There can be strong arguments for either. In a previous post, Nomuka Luehr covered some popular customization approaches. In this blog, I will look at the other side of the question: training, and answer the following questions: Why would I train an LLM? What factors should I consider? I’ll also cover the recently announced Generative AI in the Enterprise – Model Training Dell Validated Design - A Scalable and Modular Production Infrastructure for AI Large Language Model Training. This is a collaborative effort between Dell Technologies and NVIDIA, aimed at facilitating high-performance, scalable, and modular solutions for training large language models (LLMs) in enterprise settings (more about that later).
Training pipeline
The data pipelines for training and customization are similar because both processes involve feeding specific datasets through the LLM.
In the case of training, the dataset is typically much larger than for customization, because customization is targeted at a specific domain. Remember, for training a model, the goal is to embed as much knowledge into the model as possible, so the dataset must be large.

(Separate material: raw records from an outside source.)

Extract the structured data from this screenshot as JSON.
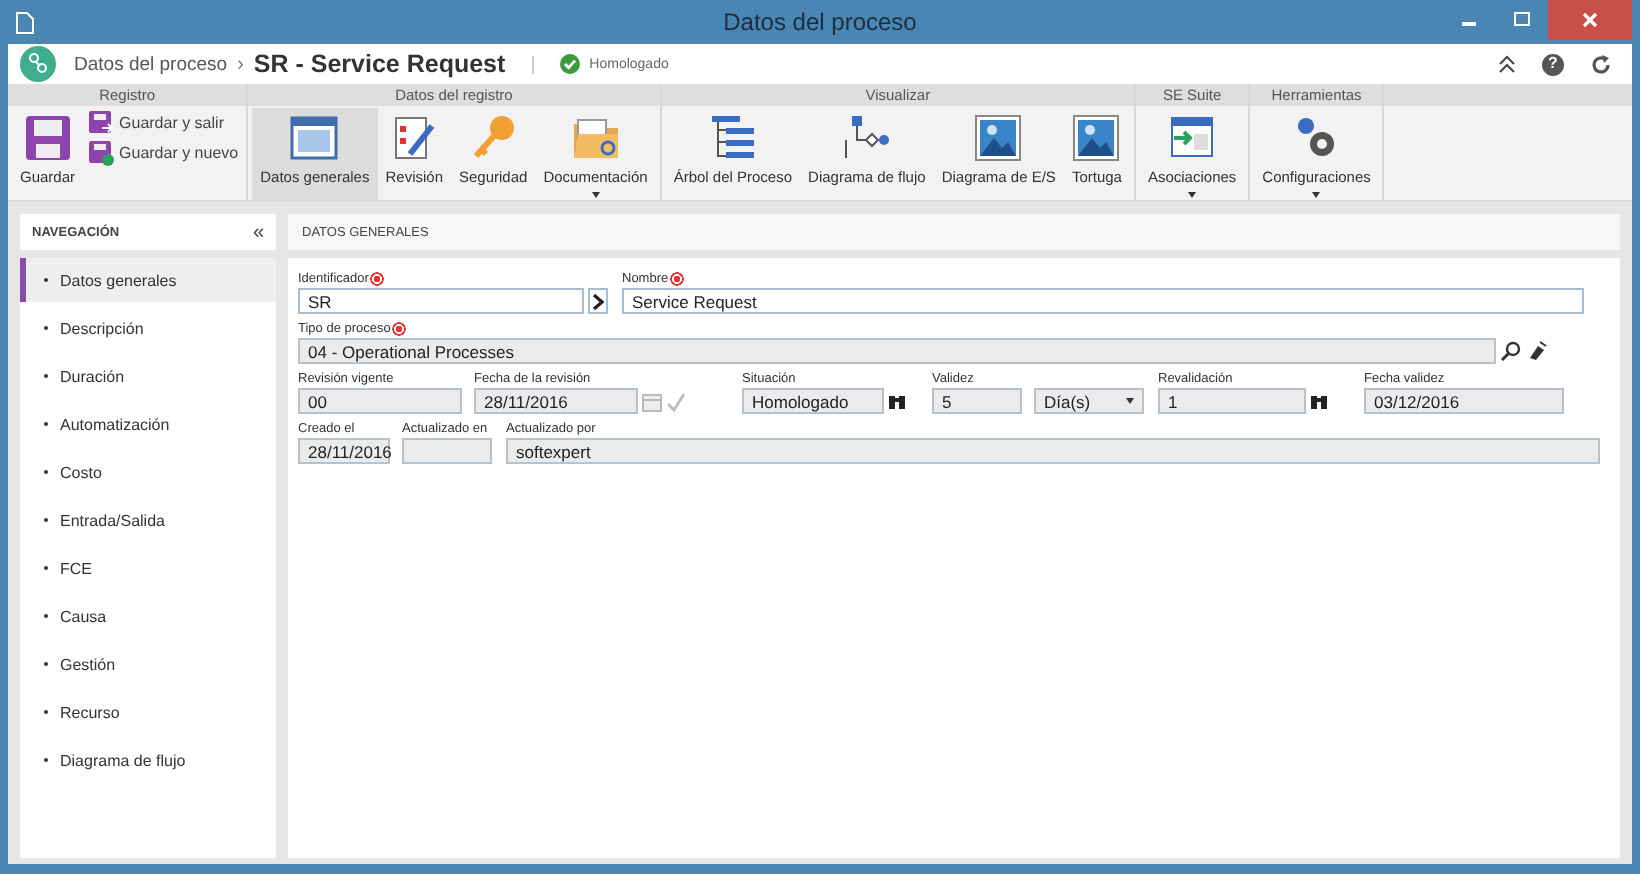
{
  "window": {
    "title": "Datos del proceso"
  },
  "header": {
    "breadcrumb": "Datos del proceso",
    "separator": "›",
    "title": "SR - Service Request",
    "status": "Homologado",
    "help": "?"
  },
  "ribbon": [
    {
      "title": "Registro",
      "buttons": [
        {
          "label": "Guardar",
          "kind": "large",
          "selected": false,
          "dropdown": false
        },
        {
          "label": "Guardar y salir",
          "kind": "small",
          "selected": false
        },
        {
          "label": "Guardar y nuevo",
          "kind": "small",
          "selected": false
        }
      ]
    },
    {
      "title": "Datos del registro",
      "buttons": [
        {
          "label": "Datos generales",
          "kind": "large",
          "selected": true,
          "dropdown": false
        },
        {
          "label": "Revisión",
          "kind": "large",
          "selected": false,
          "dropdown": false
        },
        {
          "label": "Seguridad",
          "kind": "large",
          "selected": false,
          "dropdown": false
        },
        {
          "label": "Documentación",
          "kind": "large",
          "selected": false,
          "dropdown": true
        }
      ]
    },
    {
      "title": "Visualizar",
      "buttons": [
        {
          "label": "Árbol del Proceso",
          "kind": "large",
          "selected": false,
          "dropdown": false
        },
        {
          "label": "Diagrama de flujo",
          "kind": "large",
          "selected": false,
          "dropdown": false
        },
        {
          "label": "Diagrama de E/S",
          "kind": "large",
          "selected": false,
          "dropdown": false
        },
        {
          "label": "Tortuga",
          "kind": "large",
          "selected": false,
          "dropdown": false
        }
      ]
    },
    {
      "title": "SE Suite",
      "buttons": [
        {
          "label": "Asociaciones",
          "kind": "large",
          "selected": false,
          "dropdown": true
        }
      ]
    },
    {
      "title": "Herramientas",
      "buttons": [
        {
          "label": "Configuraciones",
          "kind": "large",
          "selected": false,
          "dropdown": true
        }
      ]
    }
  ],
  "navigation": {
    "title": "NAVEGACIÓN",
    "collapse": "«",
    "items": [
      {
        "label": "Datos generales",
        "selected": true
      },
      {
        "label": "Descripción",
        "selected": false
      },
      {
        "label": "Duración",
        "selected": false
      },
      {
        "label": "Automatización",
        "selected": false
      },
      {
        "label": "Costo",
        "selected": false
      },
      {
        "label": "Entrada/Salida",
        "selected": false
      },
      {
        "label": "FCE",
        "selected": false
      },
      {
        "label": "Causa",
        "selected": false
      },
      {
        "label": "Gestión",
        "selected": false
      },
      {
        "label": "Recurso",
        "selected": false
      },
      {
        "label": "Diagrama de flujo",
        "selected": false
      }
    ]
  },
  "panel": {
    "title": "DATOS GENERALES",
    "rows": [
      [
        {
          "label": "Identificador",
          "value": "SR",
          "required": true,
          "disabled": false,
          "kind": "arrow"
        },
        {
          "label": "Nombre",
          "value": "Service Request",
          "required": true,
          "disabled": false,
          "kind": "text"
        }
      ],
      [
        {
          "label": "Tipo de proceso",
          "value": "04 - Operational Processes",
          "required": true,
          "disabled": true,
          "kind": "search"
        }
      ],
      [
        {
          "label": "Revisión vigente",
          "value": "00",
          "required": false,
          "disabled": true,
          "kind": "text"
        },
        {
          "label": "Fecha de la revisión",
          "value": "28/11/2016",
          "required": false,
          "disabled": true,
          "kind": "date"
        },
        {
          "label": "Situación",
          "value": "Homologado",
          "required": false,
          "disabled": true,
          "kind": "binoculars"
        },
        {
          "label": "Validez",
          "value": "5",
          "required": false,
          "disabled": true,
          "kind": "text"
        },
        {
          "value": "Día(s)",
          "disabled": true,
          "kind": "select"
        },
        {
          "label": "Revalidación",
          "value": "1",
          "required": false,
          "disabled": true,
          "kind": "binoculars"
        },
        {
          "label": "Fecha validez",
          "value": "03/12/2016",
          "required": false,
          "disabled": true,
          "kind": "text"
        }
      ],
      [
        {
          "label": "Creado el",
          "value": "28/11/2016",
          "required": false,
          "disabled": true,
          "kind": "text"
        },
        {
          "label": "Actualizado en",
          "required": false,
          "disabled": true,
          "kind": "text"
        },
        {
          "label": "Actualizado por",
          "value": "softexpert",
          "required": false,
          "disabled": true,
          "kind": "text"
        }
      ]
    ]
  }
}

This raises the question of the dataset and its accuracy and relevance. Curating and preparing the data are essential processes to avoid biases and misinformation. This step is vital for ensuring the quality and relevance of the data fed into the LLM. It involves meticulously selecting and refining data to minimize biases and misinformation, which if overlooked, could compromise the model's output accuracy and reliability. Data curation is not just about gathering information; it's about ensuring that the model's knowledge base is comprehensive, balanced, and reflects a wide array of perspectives.
When the dataset is curated and prepped, the actual process of training involves a series of steps where the data is fed through the LLM. The model generates outputs based on the input provided, which are then compared against expected results. Discrepancies between the actual and expected outputs lead to adjustments in the model's weights, gradually improving its accuracy through iterative refinement (using supervised learning, unsupervised learning, and so on).

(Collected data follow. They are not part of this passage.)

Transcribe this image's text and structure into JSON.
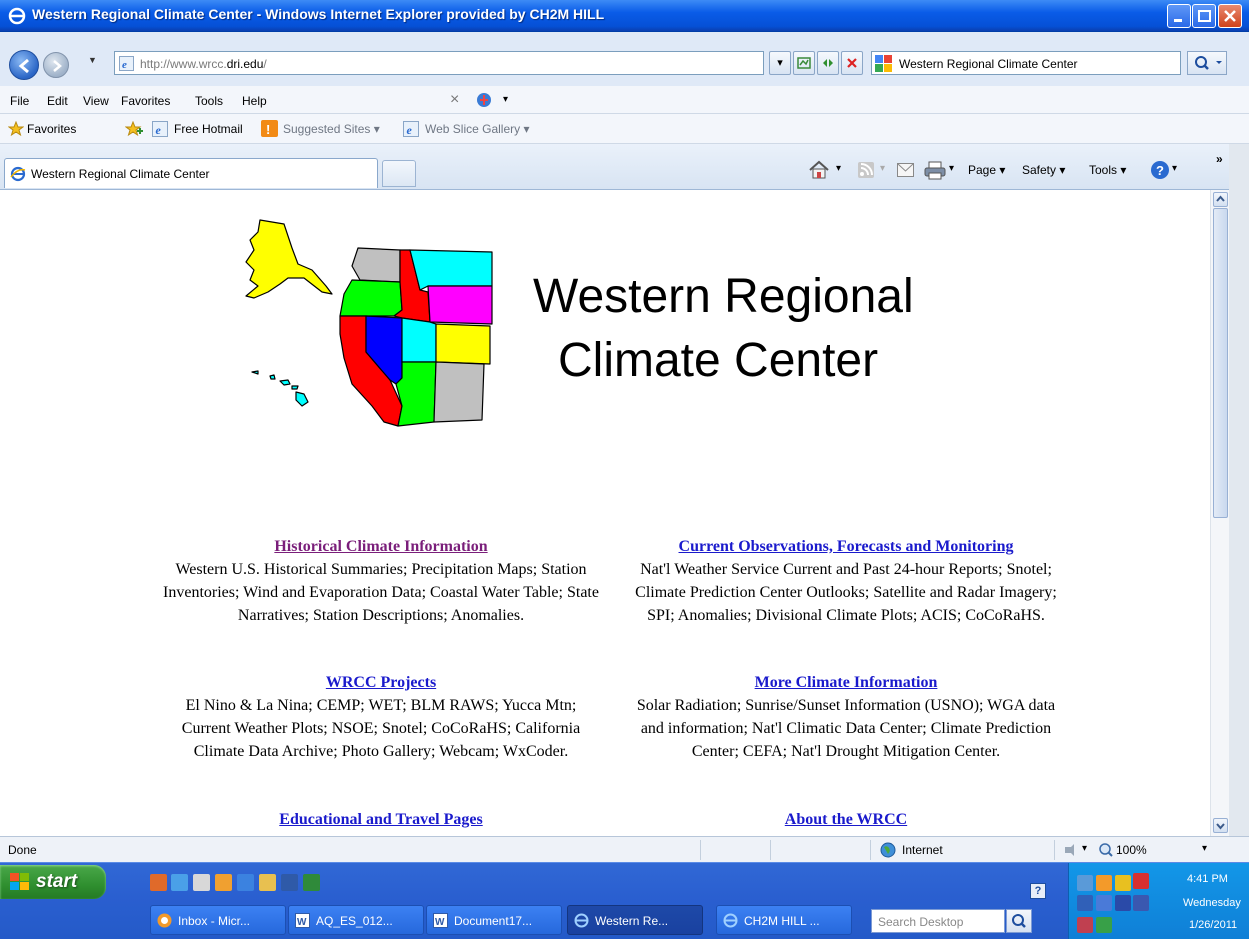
{
  "window": {
    "title": "Western Regional Climate Center - Windows Internet Explorer provided by CH2M HILL"
  },
  "address_bar": {
    "url_prefix": "http://www.wrcc.",
    "url_domain": "dri.edu",
    "url_suffix": "/",
    "search_text": "Western Regional Climate Center"
  },
  "menu": {
    "items": [
      "File",
      "Edit",
      "View",
      "Favorites",
      "Tools",
      "Help"
    ]
  },
  "favorites_bar": {
    "favorites_label": "Favorites",
    "items": [
      {
        "label": "Free Hotmail"
      },
      {
        "label": "Suggested Sites ▾"
      },
      {
        "label": "Web Slice Gallery ▾"
      }
    ]
  },
  "tabs": {
    "active_label": "Western Regional Climate Center"
  },
  "command_bar": {
    "page": "Page ▾",
    "safety": "Safety ▾",
    "tools": "Tools ▾"
  },
  "content": {
    "headline_line1": "Western Regional",
    "headline_line2": "Climate Center",
    "sections": [
      {
        "heading": "Historical Climate Information",
        "description": "Western U.S. Historical Summaries; Precipitation Maps; Station Inventories; Wind and Evaporation Data; Coastal Water Table; State Narratives; Station Descriptions; Anomalies."
      },
      {
        "heading": "Current Observations, Forecasts and Monitoring",
        "description": "Nat'l Weather Service Current and Past 24-hour Reports; Snotel; Climate Prediction Center Outlooks; Satellite and Radar Imagery; SPI; Anomalies; Divisional Climate Plots; ACIS; CoCoRaHS."
      },
      {
        "heading": "WRCC Projects",
        "description": "El Nino & La Nina; CEMP; WET; BLM RAWS; Yucca Mtn; Current Weather Plots; NSOE; Snotel; CoCoRaHS; California Climate Data Archive; Photo Gallery; Webcam; WxCoder."
      },
      {
        "heading": "More Climate Information",
        "description": "Solar Radiation; Sunrise/Sunset Information (USNO); WGA data and information; Nat'l Climatic Data Center; Climate Prediction Center; CEFA; Nat'l Drought Mitigation Center."
      },
      {
        "heading": "Educational and Travel Pages",
        "description": ""
      },
      {
        "heading": "About the WRCC",
        "description": ""
      }
    ]
  },
  "status_bar": {
    "status": "Done",
    "zone": "Internet",
    "zoom": "100%"
  },
  "taskbar": {
    "start_label": "start",
    "buttons": [
      {
        "label": "Inbox - Micr..."
      },
      {
        "label": "AQ_ES_012..."
      },
      {
        "label": "Document17..."
      },
      {
        "label": "Western Re..."
      },
      {
        "label": "CH2M HILL ..."
      }
    ],
    "search_placeholder": "Search Desktop",
    "clock_time": "4:41 PM",
    "clock_day": "Wednesday",
    "clock_date": "1/26/2011"
  },
  "colors": {
    "title_bar": "#0a5ce8",
    "link": "#1a1acc",
    "visited_link": "#7a1e7a",
    "taskbar": "#245ac8",
    "start_button": "#2f8f2f"
  }
}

While the overarching principle of this process might seem straightforward, it's anything but simple. Each step involves complex decisions, from selecting the right data and preprocessing it effectively to customizing the model's parameters for optimal performance. Moreover, the training landscape is evolving, with advancements, such as supervised and unsupervised learning, which offer different pathways to model development. Supervised learning, with its reliance on labeled datasets, remains a cornerstone for most LLM training regimes, by providing a structured way to embed knowledge. However, unsupervised learning, which explores data patterns without predefined labels, is gaining traction for its ability to unearth novel insights.
These intricacies highlight the importance of leveraging advanced tools and technologies. Companies like NVIDIA are at the forefront, offering sophisticated software stacks that automate many aspects of the process, and reducing the barriers to entry for those looking to develop or refine LLMs.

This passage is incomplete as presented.